I am not very familiar with math notations so please bear with me.
Let's imagine that I repeat the same chain $N$ times to estimate quantity $a$. Let's also imagine that I acquire $M$ samples per chain, after a copious burn-in period (to let the simulation reach steady-state).
For the sake of discussion, $N = M$ and the samples within each chains are supposed to be independent.
Then would taking the average value of $a$ over a single chain and the average value of $a$ at a single iteration point across the chains be similar? (i.e. would they be expected to follow the same distribution?).

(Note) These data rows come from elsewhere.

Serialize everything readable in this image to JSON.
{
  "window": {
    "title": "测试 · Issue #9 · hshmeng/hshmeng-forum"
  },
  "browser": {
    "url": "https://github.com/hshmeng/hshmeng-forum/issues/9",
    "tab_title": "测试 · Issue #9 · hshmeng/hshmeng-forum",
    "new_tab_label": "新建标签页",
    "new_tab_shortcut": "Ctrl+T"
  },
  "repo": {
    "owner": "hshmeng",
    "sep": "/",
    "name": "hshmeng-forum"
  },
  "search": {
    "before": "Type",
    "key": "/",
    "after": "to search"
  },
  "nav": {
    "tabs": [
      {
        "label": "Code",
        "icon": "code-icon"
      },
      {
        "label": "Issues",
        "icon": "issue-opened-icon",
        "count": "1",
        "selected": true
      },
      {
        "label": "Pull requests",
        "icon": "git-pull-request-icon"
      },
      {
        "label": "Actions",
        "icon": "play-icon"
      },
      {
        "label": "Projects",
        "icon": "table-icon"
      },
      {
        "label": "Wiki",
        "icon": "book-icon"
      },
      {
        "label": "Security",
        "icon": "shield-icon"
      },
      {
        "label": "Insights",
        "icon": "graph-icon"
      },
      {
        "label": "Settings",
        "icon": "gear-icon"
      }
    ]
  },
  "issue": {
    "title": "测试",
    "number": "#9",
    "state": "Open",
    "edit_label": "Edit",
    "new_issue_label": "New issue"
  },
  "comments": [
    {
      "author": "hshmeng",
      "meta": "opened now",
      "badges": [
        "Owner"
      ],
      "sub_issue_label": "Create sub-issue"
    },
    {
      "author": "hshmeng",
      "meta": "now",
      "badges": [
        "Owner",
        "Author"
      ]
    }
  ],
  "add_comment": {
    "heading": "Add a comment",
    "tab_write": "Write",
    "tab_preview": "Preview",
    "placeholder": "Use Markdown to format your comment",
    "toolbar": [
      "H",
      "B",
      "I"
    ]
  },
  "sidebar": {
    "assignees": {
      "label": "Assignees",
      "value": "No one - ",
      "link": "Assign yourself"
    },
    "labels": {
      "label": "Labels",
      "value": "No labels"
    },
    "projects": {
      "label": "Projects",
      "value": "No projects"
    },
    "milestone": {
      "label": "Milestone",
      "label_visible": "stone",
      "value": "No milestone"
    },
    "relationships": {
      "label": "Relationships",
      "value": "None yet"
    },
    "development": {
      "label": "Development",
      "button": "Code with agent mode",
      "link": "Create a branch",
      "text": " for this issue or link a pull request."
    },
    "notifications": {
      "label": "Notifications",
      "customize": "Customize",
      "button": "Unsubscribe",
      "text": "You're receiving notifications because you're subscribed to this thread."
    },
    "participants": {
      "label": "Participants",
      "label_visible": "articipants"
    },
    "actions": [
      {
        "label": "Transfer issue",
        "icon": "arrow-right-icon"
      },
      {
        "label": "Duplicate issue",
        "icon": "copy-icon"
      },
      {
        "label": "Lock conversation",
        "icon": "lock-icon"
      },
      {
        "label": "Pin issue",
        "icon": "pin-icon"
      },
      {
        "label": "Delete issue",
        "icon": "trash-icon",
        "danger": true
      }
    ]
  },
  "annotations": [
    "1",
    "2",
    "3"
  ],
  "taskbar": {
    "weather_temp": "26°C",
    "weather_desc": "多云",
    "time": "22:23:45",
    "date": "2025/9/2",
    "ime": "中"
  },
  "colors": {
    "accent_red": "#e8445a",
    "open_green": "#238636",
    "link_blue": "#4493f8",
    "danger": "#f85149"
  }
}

I am asking because in some cases, these definitions do not seem equivalent: $a$ is very consistent if I average within chains but I know that the values within the chain are only weakly independent. At the same time, averaging across chains (at a given iteration number) provides inconsistent results but the individual values are guaranteed to be independent.
The property that long-time averages of a single trajectory converge to ensemble averages against the stationary distribution as time goes on is called ergodicity of the chain. Sufficient conditions for ergodicity are known, and are usually satisfied in applications.
Of course the two are not the same if you only run the chain for some finite amount of time (which we always do). That is, ergodicity is only about convergence. A context-dependent issue is the convergence rate, which can potentially be quite slow (e.g. in the presence of metastability effects). Finite time averages will also not follow exactly the same distribution as finite ensemble averages.